Lo que quiero comunicar es la necesidad de templanza a la hora de evaluar nuestras debilidades y fortalezas, de alejarnos de la tendencia nacional maniaco-depresiva que nos lleva a ser los mejores un día y los peores al día siguiente, como en el fútbol, porque identificar bien nuestros problemas nos dispone mejor para resolverlos.
Es cierto que la política performática de pronto predomina sobre la programática, que la estridencia deja en segundo plano a la prudencia, que la actitud de negar la sal y el agua olvida por momentos que todos finalmente bebemos de la misma fuente, que corremos el riesgo de una tercera legislatura pervirtiendo el instrumento de las acusaciones constitucionales y que predomina la tentación de vivir en medio de hipérboles en lugar de asumir los grises y matices de la realidad siempre compleja.

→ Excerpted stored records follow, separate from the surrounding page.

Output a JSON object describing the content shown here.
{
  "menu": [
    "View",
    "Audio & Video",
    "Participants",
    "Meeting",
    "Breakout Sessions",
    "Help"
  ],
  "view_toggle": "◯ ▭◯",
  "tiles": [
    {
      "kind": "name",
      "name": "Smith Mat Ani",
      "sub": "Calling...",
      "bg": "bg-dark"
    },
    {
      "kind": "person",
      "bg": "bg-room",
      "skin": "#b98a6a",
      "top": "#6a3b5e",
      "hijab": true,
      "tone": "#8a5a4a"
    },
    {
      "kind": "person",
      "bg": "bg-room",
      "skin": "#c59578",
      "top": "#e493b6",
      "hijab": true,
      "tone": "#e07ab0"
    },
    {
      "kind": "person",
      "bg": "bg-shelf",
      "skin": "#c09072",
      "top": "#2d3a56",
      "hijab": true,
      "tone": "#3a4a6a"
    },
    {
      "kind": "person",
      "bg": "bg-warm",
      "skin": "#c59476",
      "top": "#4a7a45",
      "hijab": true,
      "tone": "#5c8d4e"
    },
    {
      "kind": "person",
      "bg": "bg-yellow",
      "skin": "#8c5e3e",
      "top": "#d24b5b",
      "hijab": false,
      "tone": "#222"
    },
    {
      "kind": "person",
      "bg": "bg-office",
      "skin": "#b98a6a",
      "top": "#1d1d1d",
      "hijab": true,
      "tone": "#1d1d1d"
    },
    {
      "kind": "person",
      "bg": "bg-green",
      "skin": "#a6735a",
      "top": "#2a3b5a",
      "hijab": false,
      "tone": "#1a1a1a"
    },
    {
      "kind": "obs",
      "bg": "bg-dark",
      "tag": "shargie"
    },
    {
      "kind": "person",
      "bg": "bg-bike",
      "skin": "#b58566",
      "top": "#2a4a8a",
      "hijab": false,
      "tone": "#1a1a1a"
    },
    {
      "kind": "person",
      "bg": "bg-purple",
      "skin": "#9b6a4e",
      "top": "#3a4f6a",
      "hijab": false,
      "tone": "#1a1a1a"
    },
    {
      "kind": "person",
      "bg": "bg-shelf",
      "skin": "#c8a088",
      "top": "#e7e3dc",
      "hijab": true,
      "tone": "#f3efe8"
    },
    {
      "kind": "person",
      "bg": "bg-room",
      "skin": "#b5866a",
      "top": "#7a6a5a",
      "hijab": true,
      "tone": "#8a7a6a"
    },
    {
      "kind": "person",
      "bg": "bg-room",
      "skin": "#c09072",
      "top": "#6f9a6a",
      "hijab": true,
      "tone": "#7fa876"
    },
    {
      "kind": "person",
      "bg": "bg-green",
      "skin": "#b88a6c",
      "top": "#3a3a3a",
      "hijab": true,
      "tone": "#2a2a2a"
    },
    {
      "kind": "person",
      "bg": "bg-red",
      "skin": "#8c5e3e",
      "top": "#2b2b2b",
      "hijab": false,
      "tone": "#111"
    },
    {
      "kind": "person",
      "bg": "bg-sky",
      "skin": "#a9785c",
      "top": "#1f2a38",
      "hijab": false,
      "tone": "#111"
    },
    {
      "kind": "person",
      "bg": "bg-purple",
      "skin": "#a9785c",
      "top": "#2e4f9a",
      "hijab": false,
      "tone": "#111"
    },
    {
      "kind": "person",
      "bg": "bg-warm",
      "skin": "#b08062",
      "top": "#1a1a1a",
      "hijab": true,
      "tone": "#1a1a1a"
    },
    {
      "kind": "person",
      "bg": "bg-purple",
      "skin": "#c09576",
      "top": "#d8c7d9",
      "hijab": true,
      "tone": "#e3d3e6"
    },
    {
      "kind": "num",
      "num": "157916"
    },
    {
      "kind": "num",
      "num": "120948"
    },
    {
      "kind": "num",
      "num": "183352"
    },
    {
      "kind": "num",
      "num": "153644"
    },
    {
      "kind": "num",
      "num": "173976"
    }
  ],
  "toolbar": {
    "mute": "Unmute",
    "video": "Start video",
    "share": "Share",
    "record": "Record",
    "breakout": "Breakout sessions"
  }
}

Pero la política chilena no está al borde del abismo. Aún predominan los colectivos por sobre los individualismos, la disposición al acuerdo productivo sobre el atrincheramiento sin resultados prácticos, la fortaleza de las instituciones sobre la anomia y la ley de la selva, la resolución pacífica de los conflictos sobre la validación de la violencia, en fin, la consciencia de que al país le irá mejor si tiene buenos gobiernos y también buenas oposiciones.